Güvenli Bağlanma: Güvenli bağlanma stiline sahip kişiler, empatik ve hoşgörüye dayalı ilişkiler kurabilirler. Kendi öz değerinin farkındalığında olan güvenli bağlanma tipine sahip birey, ikili ilişkilerinde partnerlerinin tepkilerine veya onayına göre şekil almazlar. Kendi duygu ve düşüncelerine önem verirler. Güvenli bağlanma stiline sahip kişilerin en tipik özelliği, ilişkilerinde bir denge olmasıdır. Partnerlerine güven verirler ve aynı zamanda güven duymak isterler. Gerektiğinde çekinmeden açık bir dille ihtiyaçlarını ve duygularını belli edebilirler, kurdukları ilişkinin devamlılığını ve dengesini sürdürebilmek için cesaretli davranırlar. Partnerlerinin duygusal ihtiyaçlarını anlamaya yönelik empatik duyguları gelişmiştir ve ilişkileri içerisindeki tartışmalarda, genel anlamda yapıcı bir tavır sergiler. Güvenli bağlanmaya sahip birey, bebeklik döneminde gerekli olan temel sevgi ve ilgi ihtiyacını karşılayabildiği için, yetişkinlikte de duygusal yakınlık kurmaktan çekinmez ve duygularını oldukça rahat bir tavırda, partnerlerine belli ederler. Onlar için romantik ilişkilerinde, açık bir iletişim kurmak, duygu ve düşüncelerini partnerine karşı dürüstçe dile getirmek, oldukça önemlidir. Bu durumdan dolayı, utanç duymazlar ya da kaygı hissetmezler, aksine ilişkideki alma ve verme dengesinin eşit olduğuna inanırlar.
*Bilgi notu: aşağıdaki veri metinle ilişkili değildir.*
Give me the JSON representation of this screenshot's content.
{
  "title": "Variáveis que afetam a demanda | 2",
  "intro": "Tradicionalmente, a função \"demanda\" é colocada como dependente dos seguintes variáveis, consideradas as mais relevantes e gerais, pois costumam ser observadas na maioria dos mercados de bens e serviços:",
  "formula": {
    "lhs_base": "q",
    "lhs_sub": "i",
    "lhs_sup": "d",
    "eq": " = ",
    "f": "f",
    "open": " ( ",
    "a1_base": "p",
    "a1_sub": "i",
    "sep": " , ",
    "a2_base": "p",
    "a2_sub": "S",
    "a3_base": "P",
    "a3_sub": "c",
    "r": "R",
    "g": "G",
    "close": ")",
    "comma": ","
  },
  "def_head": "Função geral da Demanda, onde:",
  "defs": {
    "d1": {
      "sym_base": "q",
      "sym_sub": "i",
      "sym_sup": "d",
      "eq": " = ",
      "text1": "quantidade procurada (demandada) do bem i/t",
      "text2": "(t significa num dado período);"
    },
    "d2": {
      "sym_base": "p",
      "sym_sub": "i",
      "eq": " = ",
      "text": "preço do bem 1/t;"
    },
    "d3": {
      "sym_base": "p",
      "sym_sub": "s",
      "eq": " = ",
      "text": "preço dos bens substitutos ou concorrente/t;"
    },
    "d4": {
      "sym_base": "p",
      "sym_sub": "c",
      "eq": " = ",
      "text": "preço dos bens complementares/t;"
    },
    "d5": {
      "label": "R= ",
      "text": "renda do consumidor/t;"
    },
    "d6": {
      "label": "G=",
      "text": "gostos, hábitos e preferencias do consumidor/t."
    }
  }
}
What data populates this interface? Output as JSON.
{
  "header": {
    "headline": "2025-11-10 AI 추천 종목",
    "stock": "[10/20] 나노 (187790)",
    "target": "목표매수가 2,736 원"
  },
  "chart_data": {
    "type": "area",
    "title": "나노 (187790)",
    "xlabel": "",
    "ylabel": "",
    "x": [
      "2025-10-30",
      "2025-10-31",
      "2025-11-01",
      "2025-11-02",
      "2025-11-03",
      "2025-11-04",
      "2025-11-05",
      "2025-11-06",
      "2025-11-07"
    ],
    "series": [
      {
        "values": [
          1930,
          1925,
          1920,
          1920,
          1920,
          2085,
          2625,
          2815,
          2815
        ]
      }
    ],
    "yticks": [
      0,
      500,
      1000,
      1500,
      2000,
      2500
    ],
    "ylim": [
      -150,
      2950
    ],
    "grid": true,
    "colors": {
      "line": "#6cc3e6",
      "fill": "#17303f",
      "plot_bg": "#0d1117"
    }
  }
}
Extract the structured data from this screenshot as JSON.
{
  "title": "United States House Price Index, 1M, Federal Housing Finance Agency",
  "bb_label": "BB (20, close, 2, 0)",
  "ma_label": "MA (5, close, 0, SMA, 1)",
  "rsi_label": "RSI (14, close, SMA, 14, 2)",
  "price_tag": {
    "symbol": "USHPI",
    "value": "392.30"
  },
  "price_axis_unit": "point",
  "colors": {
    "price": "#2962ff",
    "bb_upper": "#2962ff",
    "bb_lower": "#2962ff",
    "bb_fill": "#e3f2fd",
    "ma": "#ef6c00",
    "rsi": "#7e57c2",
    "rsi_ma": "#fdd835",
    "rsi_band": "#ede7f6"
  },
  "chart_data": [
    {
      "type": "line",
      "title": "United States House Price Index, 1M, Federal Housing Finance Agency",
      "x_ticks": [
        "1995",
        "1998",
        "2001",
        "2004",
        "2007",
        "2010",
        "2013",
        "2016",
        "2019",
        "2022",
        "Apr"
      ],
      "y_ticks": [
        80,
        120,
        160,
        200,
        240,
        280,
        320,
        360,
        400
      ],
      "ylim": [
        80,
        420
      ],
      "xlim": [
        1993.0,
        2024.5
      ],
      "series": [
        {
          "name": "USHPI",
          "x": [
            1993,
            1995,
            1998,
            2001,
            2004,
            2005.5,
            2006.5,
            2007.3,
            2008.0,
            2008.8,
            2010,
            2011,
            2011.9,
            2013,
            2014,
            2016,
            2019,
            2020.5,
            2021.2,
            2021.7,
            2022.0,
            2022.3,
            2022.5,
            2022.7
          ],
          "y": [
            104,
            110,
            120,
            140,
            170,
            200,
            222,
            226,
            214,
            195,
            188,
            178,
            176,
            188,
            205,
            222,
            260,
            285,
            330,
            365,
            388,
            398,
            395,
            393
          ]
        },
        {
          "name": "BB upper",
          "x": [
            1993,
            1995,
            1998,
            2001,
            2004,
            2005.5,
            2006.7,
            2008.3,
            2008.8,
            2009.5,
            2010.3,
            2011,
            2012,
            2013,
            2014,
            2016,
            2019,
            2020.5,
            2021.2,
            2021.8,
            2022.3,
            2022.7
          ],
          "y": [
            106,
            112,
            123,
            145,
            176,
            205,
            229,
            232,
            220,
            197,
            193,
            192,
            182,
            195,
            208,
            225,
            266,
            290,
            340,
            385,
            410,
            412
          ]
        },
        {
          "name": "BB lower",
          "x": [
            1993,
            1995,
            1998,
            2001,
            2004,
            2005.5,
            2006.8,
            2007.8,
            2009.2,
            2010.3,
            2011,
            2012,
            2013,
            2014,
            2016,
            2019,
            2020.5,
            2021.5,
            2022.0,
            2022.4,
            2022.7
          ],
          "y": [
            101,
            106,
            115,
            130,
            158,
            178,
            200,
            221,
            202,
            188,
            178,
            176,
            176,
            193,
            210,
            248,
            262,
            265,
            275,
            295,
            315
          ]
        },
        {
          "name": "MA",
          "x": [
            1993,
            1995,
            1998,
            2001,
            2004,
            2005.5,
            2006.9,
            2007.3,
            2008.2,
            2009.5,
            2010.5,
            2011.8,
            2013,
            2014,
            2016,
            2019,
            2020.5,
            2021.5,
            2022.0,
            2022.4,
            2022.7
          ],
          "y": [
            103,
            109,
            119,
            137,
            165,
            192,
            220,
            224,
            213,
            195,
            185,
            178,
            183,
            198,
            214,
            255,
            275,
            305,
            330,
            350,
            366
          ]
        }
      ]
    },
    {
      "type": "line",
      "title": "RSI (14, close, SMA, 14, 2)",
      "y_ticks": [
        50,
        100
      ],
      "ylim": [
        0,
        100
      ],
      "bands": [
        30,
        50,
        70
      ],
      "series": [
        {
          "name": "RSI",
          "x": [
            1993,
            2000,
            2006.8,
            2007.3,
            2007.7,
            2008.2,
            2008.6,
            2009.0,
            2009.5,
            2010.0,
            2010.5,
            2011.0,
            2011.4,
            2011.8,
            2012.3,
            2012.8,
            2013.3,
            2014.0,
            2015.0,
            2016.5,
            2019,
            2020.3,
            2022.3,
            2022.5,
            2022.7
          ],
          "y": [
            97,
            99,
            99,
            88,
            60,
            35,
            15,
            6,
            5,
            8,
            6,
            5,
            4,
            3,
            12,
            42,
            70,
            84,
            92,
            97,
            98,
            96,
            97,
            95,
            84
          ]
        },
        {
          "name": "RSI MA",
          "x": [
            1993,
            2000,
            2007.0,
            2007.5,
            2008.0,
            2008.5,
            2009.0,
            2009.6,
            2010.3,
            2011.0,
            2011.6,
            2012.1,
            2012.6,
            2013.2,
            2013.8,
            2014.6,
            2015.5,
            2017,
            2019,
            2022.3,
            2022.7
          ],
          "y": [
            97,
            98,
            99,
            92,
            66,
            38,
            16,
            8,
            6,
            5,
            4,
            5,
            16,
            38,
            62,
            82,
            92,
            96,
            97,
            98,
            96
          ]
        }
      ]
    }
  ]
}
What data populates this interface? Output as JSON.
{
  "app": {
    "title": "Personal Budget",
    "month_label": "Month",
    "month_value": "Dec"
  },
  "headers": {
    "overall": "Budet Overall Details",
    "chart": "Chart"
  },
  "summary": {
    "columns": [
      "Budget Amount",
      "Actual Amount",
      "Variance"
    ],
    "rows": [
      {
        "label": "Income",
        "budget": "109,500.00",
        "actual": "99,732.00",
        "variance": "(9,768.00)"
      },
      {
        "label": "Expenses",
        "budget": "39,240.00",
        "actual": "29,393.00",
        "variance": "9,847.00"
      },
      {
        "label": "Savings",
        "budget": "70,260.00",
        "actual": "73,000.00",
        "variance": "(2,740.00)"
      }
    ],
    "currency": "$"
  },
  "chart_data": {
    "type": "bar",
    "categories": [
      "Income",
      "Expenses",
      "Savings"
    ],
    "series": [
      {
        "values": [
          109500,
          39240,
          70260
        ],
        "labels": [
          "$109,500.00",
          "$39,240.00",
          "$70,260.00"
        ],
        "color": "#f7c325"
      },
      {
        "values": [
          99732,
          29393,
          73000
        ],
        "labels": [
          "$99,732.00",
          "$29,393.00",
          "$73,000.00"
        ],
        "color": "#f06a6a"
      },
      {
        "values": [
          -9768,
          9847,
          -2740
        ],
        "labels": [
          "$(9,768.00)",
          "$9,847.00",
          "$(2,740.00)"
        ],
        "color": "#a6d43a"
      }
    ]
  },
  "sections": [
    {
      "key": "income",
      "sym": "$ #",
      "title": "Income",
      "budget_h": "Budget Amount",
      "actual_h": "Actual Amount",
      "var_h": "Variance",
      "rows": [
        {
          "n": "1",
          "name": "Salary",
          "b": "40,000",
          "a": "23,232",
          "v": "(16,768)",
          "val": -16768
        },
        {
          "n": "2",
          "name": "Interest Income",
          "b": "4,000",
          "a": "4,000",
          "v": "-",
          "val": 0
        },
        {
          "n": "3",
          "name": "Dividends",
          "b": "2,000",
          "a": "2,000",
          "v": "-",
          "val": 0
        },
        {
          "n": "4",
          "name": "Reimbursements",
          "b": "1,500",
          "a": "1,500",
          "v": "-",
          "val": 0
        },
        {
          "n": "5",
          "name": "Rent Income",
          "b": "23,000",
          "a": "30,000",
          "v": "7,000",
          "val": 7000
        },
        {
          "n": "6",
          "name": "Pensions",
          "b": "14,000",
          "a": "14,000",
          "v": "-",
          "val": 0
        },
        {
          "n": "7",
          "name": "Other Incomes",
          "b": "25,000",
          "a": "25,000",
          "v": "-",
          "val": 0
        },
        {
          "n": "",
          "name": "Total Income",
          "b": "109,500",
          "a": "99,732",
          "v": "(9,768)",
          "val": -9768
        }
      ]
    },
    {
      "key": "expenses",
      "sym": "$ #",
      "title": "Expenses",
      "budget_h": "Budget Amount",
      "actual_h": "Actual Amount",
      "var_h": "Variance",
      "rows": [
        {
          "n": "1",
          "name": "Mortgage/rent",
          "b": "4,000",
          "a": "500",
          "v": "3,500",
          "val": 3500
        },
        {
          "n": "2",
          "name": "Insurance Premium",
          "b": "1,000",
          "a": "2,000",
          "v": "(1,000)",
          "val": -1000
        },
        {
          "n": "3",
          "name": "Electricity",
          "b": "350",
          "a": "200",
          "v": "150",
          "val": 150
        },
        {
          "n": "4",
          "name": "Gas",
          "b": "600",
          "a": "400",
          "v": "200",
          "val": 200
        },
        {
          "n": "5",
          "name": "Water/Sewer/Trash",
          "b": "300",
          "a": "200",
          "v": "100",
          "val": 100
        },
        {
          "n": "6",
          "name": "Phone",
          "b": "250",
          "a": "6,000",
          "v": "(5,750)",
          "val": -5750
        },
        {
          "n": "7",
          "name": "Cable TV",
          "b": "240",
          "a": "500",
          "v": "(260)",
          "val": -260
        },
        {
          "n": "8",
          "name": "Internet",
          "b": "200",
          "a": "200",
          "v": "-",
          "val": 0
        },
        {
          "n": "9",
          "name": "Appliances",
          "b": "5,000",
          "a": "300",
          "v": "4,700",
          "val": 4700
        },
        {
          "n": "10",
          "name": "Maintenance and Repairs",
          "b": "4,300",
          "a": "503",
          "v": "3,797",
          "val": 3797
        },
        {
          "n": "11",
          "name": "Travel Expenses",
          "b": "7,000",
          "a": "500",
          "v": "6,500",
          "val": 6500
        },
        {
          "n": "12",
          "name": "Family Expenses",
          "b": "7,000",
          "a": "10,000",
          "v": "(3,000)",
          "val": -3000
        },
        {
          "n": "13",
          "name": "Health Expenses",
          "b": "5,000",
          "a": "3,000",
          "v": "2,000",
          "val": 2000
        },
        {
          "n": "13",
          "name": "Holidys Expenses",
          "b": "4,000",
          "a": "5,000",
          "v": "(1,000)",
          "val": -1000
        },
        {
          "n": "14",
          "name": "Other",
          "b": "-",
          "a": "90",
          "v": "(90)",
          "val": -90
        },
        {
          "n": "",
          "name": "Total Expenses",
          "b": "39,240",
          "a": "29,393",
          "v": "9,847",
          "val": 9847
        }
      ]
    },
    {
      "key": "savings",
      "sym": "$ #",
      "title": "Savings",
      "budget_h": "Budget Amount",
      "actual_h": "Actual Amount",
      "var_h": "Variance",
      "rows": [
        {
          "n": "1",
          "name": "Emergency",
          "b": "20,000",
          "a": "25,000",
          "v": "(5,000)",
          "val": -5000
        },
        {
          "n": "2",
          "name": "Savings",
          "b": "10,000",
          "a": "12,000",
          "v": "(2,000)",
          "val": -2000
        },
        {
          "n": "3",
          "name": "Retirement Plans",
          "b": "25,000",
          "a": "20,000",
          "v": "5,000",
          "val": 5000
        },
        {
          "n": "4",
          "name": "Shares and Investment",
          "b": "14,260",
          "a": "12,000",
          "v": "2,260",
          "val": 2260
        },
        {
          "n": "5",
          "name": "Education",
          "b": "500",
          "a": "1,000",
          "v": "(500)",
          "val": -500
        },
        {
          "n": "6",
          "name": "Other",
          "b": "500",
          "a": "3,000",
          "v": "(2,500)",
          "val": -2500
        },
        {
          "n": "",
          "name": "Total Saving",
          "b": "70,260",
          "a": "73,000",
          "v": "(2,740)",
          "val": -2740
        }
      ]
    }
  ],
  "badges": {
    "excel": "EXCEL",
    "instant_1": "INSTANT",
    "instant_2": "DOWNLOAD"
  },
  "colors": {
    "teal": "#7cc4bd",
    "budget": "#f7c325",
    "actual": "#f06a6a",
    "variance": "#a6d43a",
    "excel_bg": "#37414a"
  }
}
Birincil bakım verenlerinden, temel bakım ve güvenlik ihtiyacını karşılayamayan bebekler yetişkinlik dönemlerinde, kaygılı bağlanma stilini geliştirirler.

Kaygılı Bağlanma: Kaygılı bağlanma stiline sahip kişilerin en büyük korkusu terk edilmedir. Kaygılı bağlanmaya sahip bireyler, kendi öz değerlerinin farkındalığına sahip değildir ve sürekli olarak partnerlerinden veya yakın ilişki kurduğu kişiler tarafından onaylanma ve yakınlık kurma ihtiyacı hisseder. Kaygılı bağlanmaya sahip kişiler, kendilerine değer ve sevgi veren partnerler ile romantik bir ilişki içerisinde olsalar dahi, sürekli olarak zihinlerinde ilişkileri ile alakalı olumsuz senaryolar kurarlar. Partnerleri ile olan küçük bir mesafe bile, kaygılı bağlanan bireyler için bir tehdit unsurudur. Kaygılı bağlanan birey, sürekli olarak partnerlerine mesaj atarak sevgilerini veya ilgilerini test etmeye çalışır. Çünkü içlerinde bir yerde, reddedilmeye ve terk edilmeye karşı büyük bir korku saklıdır. Kaygılı bağlanan birey, partneri uzakta olduğunda, kendisini endişeli ve kıskanç hissetmeye meyillidir. Aradaki mesafe bir tehdit olarak algılanırsa kaygılı bağlanan bireyde öfke ve panik atak krizleri gözlemlenir.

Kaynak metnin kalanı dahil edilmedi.